Por: Kátia Muniz
Eu devia ter uns oito anos de idade quando um vendedor bateu à porta da casa dos meus pais para oferecer uma coleção de livros com os clássicos infantis: Branca de Neve, Joãozinho e o Pé de Feijão, João e Maria, O Sapo e a Princesa, Polegarzinha, Cachinhos de Ouro, Cinderela e Chapeuzinho Vermelho.
Oito livros produzidos em capa dura, com ilustrações impecáveis, inclusive com foto de capa em 3D, que eram, sem dúvida alguma, um convite à fascinante viagem da fantasia, o que (convenhamos) era algo inusitado para aquela época. O preço, claro, nas alturas! Com prestações que deveriam ser quitadas, mensalmente, por meio de notas promissórias, cobradas também na porta de casa.
Estou falando do século passado, caro leitor, quando ainda era possível confiar que o comprador quitaria com suas obrigações e era admissível atender estranhos no portão de casa.
Meus olhinhos brilharam diante daquela coleção e perderam, imediatamente, o brilho quando minha mãe disse um sonoro “não” ao vendedor. Para minha sorte, o profissional não processou a negativa e voltou, na semana seguinte, para oferecer novamente a coleção. Naquela tenra idade, desconfiei que o investimento financeiro seria alto e que meus pais precisariam fazer um sacrifício para adquiri-la.
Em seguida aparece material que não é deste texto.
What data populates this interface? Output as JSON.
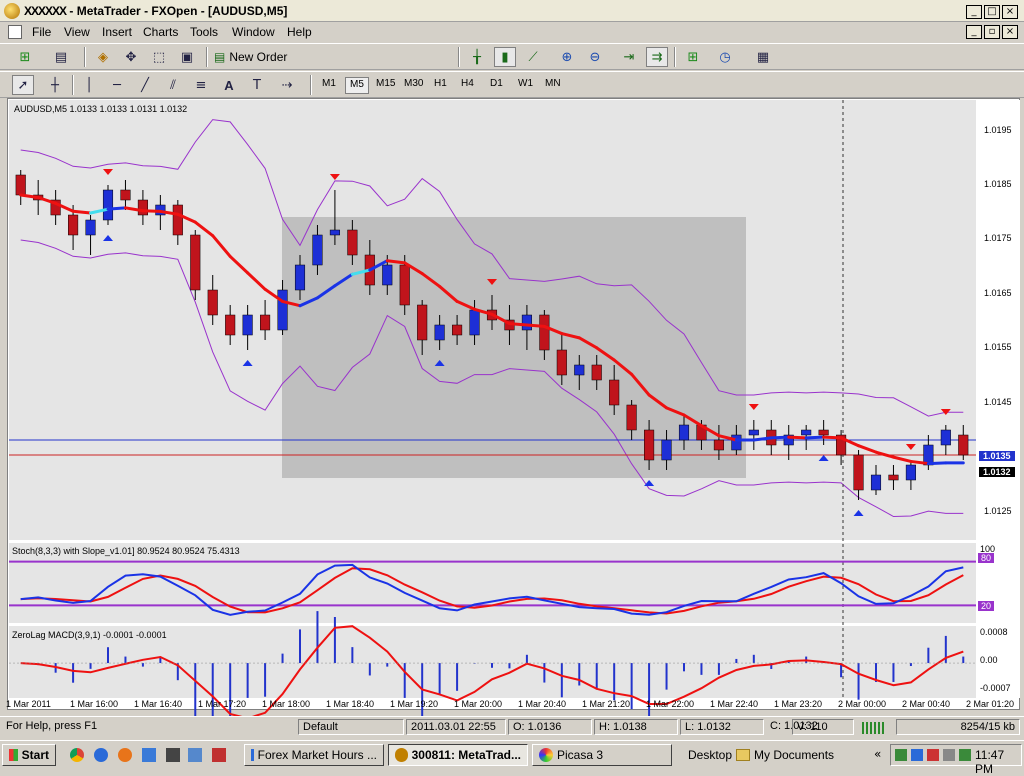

Por esse motivo, não fiquei pedindo, nem implorando. Mas usei uma ferramenta poderosa: a força do pensamento. Eu desejei tanto aqueles livros, que não teriam outro destino senão nas minhas mãos.
Na terceira tentativa do vendedor, minha mãe se deu por vencida. Os oito livros saltaram para as minhas pequenas mãos e, com a euforia da inocência, abandonei minhas amigas e meus brinquedos para me dedicar exclusivamente a eles. Li, reli e investi longas horas naquelas histórias ilustradas que me causavam um fascínio tremendo. Vivia absorta, mergulhada na fantasia.
Quis plantar feijão e ver se eles cresciam o suficiente para me levar até as nuvens. Morri de medo da bruxa que prendeu João e Maria. Achei Branca de Neve um tanto sem graça. Atormentei a vida da minha mãe porque queria um espelho mágico no meu quarto. Desenvolvi uma predileção pela Cinderela, com aquela história de baile, carruagem dourada, vestido de gala e sapato de cristal. Foi um belo exercício para o meu imaginário fértil.
Fui uma menina cuidadosa, por isso a minha primeira coleção de livros está comigo até hoje. Passaram-se 43 anos e volta e meia ainda faço mergulhos profundos nas páginas que me trazem o cheiro e as lembranças da infância.